Eleonora Ardemagni is an Associate Research Fellow at the Italian Institute for International Political Studies (ISPI, Milan) and Teaching Assistant at the Catholic University of Milan. She is also Gulf Analyst for the NATO Defense College Foundation.
Since 2012, her research analysis focuses on IR of the Middle East and security issues (expertise: Yemen, Gulf monarchies and Arab military forces). Regular contributor for the Aspen Institute Italy, AffarInternazionali, Storia Urbana, she is also commentator for the Italian newspaper Avvenire (Middle Eastern politics) and consultant for the Italian Parliament (Osservatorio Parlamentare).
Her articles, essays and scientific publications appeared, among the others, on Afriche e Orienti, CRiSSMA-Catholic University, Middle East Institute, International Studies Journal, LSE Middle East Centre Blog, Carnegie Sada, Carnegie Middle East Center, Arab Gulf States Institute in Washington, Gulf Affairs-OxGAPS (Oxford University), ORIENT-German Journal for Politics, Economics and Culture of the Middle East, Future Centre (Faras, UAE), World Energy, EMPN-University of Nicosia, Fondazione Oasis, NATO Review and NATO Defense College.
Master of Science (MSc) in International Relations, Catholic University, Milan; Diploma in European Affairs, ISPI; Specializing Master in Middle Eastern Studies, ASERI (2015).

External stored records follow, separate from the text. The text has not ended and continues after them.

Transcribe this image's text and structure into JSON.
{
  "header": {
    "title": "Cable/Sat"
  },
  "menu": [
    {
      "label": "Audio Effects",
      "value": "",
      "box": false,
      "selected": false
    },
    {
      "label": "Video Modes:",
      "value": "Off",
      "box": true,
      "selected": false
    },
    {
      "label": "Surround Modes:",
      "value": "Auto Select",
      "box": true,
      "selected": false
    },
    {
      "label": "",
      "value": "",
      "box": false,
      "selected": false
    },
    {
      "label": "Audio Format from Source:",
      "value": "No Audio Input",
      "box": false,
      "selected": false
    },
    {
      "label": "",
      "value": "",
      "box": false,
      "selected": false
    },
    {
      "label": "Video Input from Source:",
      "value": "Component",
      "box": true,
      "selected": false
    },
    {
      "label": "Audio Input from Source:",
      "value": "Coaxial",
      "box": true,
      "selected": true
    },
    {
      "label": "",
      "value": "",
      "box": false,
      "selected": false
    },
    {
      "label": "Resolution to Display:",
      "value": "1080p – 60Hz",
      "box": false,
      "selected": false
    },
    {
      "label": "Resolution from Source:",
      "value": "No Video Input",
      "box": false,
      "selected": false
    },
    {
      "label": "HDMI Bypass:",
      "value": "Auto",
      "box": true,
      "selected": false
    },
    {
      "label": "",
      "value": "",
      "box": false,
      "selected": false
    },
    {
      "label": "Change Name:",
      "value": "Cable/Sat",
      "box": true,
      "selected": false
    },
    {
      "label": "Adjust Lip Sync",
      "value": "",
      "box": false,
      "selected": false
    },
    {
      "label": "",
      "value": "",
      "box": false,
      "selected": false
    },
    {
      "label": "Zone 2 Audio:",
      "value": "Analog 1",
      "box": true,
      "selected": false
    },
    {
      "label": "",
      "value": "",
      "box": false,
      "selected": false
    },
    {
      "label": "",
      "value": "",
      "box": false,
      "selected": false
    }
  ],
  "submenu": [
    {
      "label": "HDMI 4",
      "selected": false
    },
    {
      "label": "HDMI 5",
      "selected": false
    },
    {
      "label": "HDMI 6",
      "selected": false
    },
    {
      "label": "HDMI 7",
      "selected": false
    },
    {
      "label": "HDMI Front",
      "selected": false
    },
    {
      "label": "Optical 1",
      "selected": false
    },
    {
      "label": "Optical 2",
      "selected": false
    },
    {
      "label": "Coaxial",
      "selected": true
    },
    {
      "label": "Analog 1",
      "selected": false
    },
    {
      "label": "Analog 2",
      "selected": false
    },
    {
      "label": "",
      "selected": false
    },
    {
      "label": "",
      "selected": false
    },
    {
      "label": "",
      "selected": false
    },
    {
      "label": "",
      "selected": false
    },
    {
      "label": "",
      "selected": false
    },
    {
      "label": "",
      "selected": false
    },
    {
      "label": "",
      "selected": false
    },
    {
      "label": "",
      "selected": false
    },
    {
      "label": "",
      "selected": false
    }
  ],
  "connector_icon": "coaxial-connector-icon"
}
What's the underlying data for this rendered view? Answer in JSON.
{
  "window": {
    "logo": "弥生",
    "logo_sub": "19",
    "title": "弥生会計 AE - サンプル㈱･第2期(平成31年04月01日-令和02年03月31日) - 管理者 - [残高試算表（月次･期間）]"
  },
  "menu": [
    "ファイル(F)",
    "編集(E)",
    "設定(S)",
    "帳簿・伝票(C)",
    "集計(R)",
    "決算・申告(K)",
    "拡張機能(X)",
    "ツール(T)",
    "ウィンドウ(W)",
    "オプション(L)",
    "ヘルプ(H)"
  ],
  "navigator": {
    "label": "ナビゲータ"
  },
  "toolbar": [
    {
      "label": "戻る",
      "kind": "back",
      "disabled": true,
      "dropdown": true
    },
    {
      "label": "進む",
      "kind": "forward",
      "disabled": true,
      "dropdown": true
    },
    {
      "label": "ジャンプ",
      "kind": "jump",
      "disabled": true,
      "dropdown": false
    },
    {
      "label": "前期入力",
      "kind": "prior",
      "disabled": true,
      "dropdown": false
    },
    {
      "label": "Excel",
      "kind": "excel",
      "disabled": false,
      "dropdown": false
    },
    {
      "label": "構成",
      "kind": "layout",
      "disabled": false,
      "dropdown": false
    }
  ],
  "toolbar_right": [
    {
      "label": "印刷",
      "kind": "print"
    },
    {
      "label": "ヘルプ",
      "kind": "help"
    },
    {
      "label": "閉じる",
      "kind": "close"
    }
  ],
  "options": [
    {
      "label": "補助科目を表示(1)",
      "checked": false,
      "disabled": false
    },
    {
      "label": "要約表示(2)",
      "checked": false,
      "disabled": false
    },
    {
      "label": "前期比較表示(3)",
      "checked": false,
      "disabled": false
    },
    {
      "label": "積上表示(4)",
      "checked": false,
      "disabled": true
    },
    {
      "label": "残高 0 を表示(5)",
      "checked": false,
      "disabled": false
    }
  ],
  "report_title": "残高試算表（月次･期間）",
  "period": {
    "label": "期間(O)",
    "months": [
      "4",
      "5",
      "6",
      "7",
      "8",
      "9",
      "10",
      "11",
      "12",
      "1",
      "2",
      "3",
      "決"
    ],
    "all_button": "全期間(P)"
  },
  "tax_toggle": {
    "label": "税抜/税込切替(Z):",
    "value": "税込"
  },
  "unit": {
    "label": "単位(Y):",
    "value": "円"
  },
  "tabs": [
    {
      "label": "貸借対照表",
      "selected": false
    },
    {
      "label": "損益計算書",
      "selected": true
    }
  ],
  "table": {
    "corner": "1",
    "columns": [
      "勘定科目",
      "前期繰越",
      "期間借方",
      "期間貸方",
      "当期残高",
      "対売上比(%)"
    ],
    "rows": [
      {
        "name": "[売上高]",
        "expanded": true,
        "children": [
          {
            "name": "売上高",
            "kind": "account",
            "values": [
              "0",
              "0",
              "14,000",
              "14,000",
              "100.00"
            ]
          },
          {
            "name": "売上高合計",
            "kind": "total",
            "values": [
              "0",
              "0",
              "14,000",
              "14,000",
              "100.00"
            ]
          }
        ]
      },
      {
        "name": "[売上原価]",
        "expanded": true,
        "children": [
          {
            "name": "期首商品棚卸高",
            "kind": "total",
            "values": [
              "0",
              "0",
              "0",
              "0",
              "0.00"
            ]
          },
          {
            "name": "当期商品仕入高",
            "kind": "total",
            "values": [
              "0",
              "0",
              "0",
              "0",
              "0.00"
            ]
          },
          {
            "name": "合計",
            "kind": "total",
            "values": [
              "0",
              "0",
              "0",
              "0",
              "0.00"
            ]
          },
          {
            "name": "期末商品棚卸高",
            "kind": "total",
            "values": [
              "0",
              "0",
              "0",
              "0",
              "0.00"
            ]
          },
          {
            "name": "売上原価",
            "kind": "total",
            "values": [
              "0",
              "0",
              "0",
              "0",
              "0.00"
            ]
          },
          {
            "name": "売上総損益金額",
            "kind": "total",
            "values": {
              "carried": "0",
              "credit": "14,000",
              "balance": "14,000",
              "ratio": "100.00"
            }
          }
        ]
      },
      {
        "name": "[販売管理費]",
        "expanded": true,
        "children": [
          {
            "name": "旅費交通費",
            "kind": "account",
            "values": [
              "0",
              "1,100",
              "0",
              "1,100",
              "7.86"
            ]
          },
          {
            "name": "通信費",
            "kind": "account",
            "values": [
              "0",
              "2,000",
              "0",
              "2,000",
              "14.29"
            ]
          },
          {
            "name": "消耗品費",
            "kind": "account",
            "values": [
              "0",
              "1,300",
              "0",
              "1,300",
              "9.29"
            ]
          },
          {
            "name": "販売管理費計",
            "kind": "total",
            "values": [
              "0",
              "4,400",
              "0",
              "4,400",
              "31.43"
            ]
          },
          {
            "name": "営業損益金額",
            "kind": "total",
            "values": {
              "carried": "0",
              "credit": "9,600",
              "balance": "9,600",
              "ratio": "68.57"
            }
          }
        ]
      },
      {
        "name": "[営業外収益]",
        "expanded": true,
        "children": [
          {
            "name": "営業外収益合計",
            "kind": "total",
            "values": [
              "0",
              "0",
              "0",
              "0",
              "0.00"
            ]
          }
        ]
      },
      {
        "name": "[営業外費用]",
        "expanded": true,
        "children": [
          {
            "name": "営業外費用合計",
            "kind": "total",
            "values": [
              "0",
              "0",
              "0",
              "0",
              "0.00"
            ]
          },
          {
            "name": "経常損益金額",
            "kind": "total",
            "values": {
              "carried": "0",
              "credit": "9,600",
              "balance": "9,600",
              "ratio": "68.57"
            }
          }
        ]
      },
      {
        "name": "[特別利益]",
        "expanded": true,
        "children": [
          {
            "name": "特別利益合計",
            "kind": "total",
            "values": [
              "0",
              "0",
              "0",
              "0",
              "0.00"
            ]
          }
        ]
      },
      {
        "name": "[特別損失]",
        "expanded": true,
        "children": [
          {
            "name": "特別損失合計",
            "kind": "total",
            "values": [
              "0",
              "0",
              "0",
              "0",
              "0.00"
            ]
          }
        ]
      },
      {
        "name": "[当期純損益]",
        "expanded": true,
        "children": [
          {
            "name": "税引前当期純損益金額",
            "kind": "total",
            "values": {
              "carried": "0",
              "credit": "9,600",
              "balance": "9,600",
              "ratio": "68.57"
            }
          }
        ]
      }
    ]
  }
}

Yemen: Drivers of Conflict and Security Implications
This seminar aims to provide students with a comprehensive analysis of current Yemen’s politics, stressing the role and evolution of the security-military structures. The lecture tackles the causes of the 2011 uprising, with the purpose to address the genealogy of the 2015 Yemeni civil war and to present the main tribal, political and military actors who act at the interplay between the domestic and the regional fora. Finally, the lecture outlines the most pressing implications for regional security triggered by the Yemeni crisis. During the seminar, students will receive analytical tools to demystify and overcome mainstream, short-sighted narratives of the 2015 Yemeni conflict (“a sectarian and proxy war between Saudis and Iranians”), identifying original drivers and domestic actors of the crisis.